Perfect caramelized onions

For totally perfect caramelized onions, it is best to use a mandolin slicer to get even and super thin slices.  Even slices are important for even cooking.

Peel the onions and cut in half through the root end.  Using the mandolin, and watching your fingers, cut to form thin semi-circles. The thinner, the more fine your end product will be.  Keep in mind that the onions will cook down to aproximatly 1/5 – 1/10 of their starting weight.

Pre-heat a large enough pot to hold however many onions you’ve cut with about 1-2 tbsp of canola oil.  Add the onions, with a 1-3 tsp salt.  The salt will draw moisture from the onions, allowing them to caramelize once enough of the water has evaporated.  Stir to coat all the onions in oil and cook over medium-low heat.  Stir often and make sure that nothing is sticking to the bottom of the pan.

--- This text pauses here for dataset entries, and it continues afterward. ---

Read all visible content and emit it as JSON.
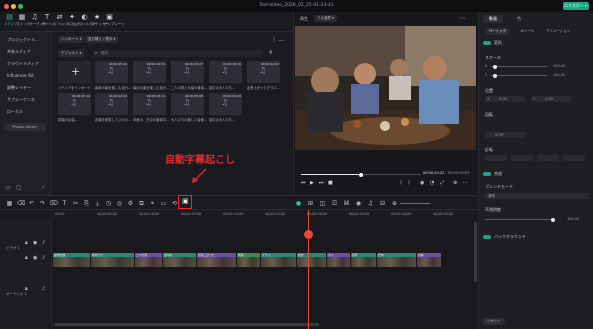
{
  "window": {
    "title": "Test-Video_2026_02_25-01-23-41",
    "export_label": "エクスポート"
  },
  "toolbar": {
    "tools": [
      {
        "label": "メディア",
        "icon": "media-icon",
        "active": true
      },
      {
        "label": "ストック",
        "icon": "stock-icon"
      },
      {
        "label": "オーディオ",
        "icon": "audio-icon"
      },
      {
        "label": "タイトル",
        "icon": "title-icon"
      },
      {
        "label": "トランジション",
        "icon": "transition-icon"
      },
      {
        "label": "エフェクト",
        "icon": "effects-icon"
      },
      {
        "label": "フィルター",
        "icon": "filter-icon"
      },
      {
        "label": "ステッカー",
        "icon": "sticker-icon"
      },
      {
        "label": "テンプレート",
        "icon": "template-icon"
      }
    ]
  },
  "sidebar": {
    "items": [
      {
        "label": "プロジェクトメ...",
        "active": true
      },
      {
        "label": "共有メディア"
      },
      {
        "label": "クラウドメディア"
      },
      {
        "label": "Influencer Kit"
      },
      {
        "label": "調整レイヤー"
      },
      {
        "label": "サブシーケンス"
      },
      {
        "label": "ローカル"
      }
    ],
    "photos_library": "Photos Library"
  },
  "media": {
    "import_label": "インポート",
    "filter_label": "並び替え / 表示",
    "default_label": "デフォルト",
    "search_placeholder": "検索",
    "import_tile_caption": "メディアをインポート",
    "clips": [
      {
        "duration": "00:00:05:02",
        "caption": "最後の曲を楽しむ自分..."
      },
      {
        "duration": "00:00:04:15",
        "caption": "最初の曲を楽しむ自分..."
      },
      {
        "duration": "00:00:03:27",
        "caption": "二人の男と大量の食事..."
      },
      {
        "duration": "00:00:06:10",
        "caption": "話中の大人たち..."
      },
      {
        "duration": "00:00:04:02",
        "caption": "出来上がったグラス..."
      },
      {
        "duration": "00:00:05:14",
        "caption": "笑顔の友達..."
      },
      {
        "duration": "00:00:04:20",
        "caption": "石脇を読書していたの..."
      },
      {
        "duration": "00:00:03:11",
        "caption": "本音の、日中の食事中..."
      },
      {
        "duration": "00:00:05:08",
        "caption": "大人たちの楽しい会食..."
      },
      {
        "duration": "00:00:04:28",
        "caption": "話中の大人たち..."
      }
    ]
  },
  "annotation": {
    "text": "自動字幕起こし"
  },
  "player": {
    "quality_label": "再生",
    "fit_label": "フル品質",
    "current_time": "00:00:20:22",
    "total_time": "00:00:54:03"
  },
  "inspector": {
    "tabs": [
      "動画",
      "色"
    ],
    "subtabs": [
      "ベーシック",
      "AIツール",
      "アニメーション"
    ],
    "sections": {
      "transform": "変形",
      "scale": "スケール",
      "scale_x": "100.00",
      "scale_y": "100.00",
      "position": "位置",
      "pos_x": "0.00",
      "pos_y": "0.00",
      "rotation": "回転",
      "rotation_val": "0.00°",
      "flip": "反転",
      "compositing": "合成",
      "blend_mode": "ブレンドモード",
      "blend_value": "通常",
      "opacity": "不透明度",
      "opacity_val": "100.00",
      "background": "バックグラウンド",
      "reset": "リセット"
    }
  },
  "timeline": {
    "ticks": [
      "00:00",
      "00:00:05:00",
      "00:00:10:00",
      "00:00:15:00",
      "00:00:20:00",
      "00:00:25:00",
      "00:00:30:00",
      "00:00:35:00",
      "00:00:40:00",
      "00:00:45:00"
    ],
    "track_labels": [
      "ビデオ 1",
      "オーディオ 1"
    ],
    "clips": [
      {
        "label": "最後の曲",
        "kind": "v"
      },
      {
        "label": "初めての",
        "kind": "v"
      },
      {
        "label": "二人の男",
        "kind": "a"
      },
      {
        "label": "話中の",
        "kind": "v"
      },
      {
        "label": "出来上がった",
        "kind": "a"
      },
      {
        "label": "笑顔",
        "kind": "g"
      },
      {
        "label": "グラス",
        "kind": "v"
      },
      {
        "label": "会食",
        "kind": "v"
      },
      {
        "label": "大人",
        "kind": "a"
      },
      {
        "label": "乾杯",
        "kind": "v"
      },
      {
        "label": "日中",
        "kind": "v"
      },
      {
        "label": "食事",
        "kind": "a"
      }
    ]
  },
  "colors": {
    "accent": "#1aa58a",
    "annotation": "#e8262e",
    "playhead": "#e8483a"
  }
}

The onions will take up to an hour to cook down nice and slowly.  With this method you don’t need to add any sugar to cheat on caramelization.  The low heat and little bit of salt will do the trick as long as you are patient.  Once you pass through the sweating stage and most of the moisture has evaporated, you need to pay a little more attention, and stir more often than before. Cook until the onions are an even color of your liking.

Store cooled extras in zipper bags in the freezer for up to 3 months or so.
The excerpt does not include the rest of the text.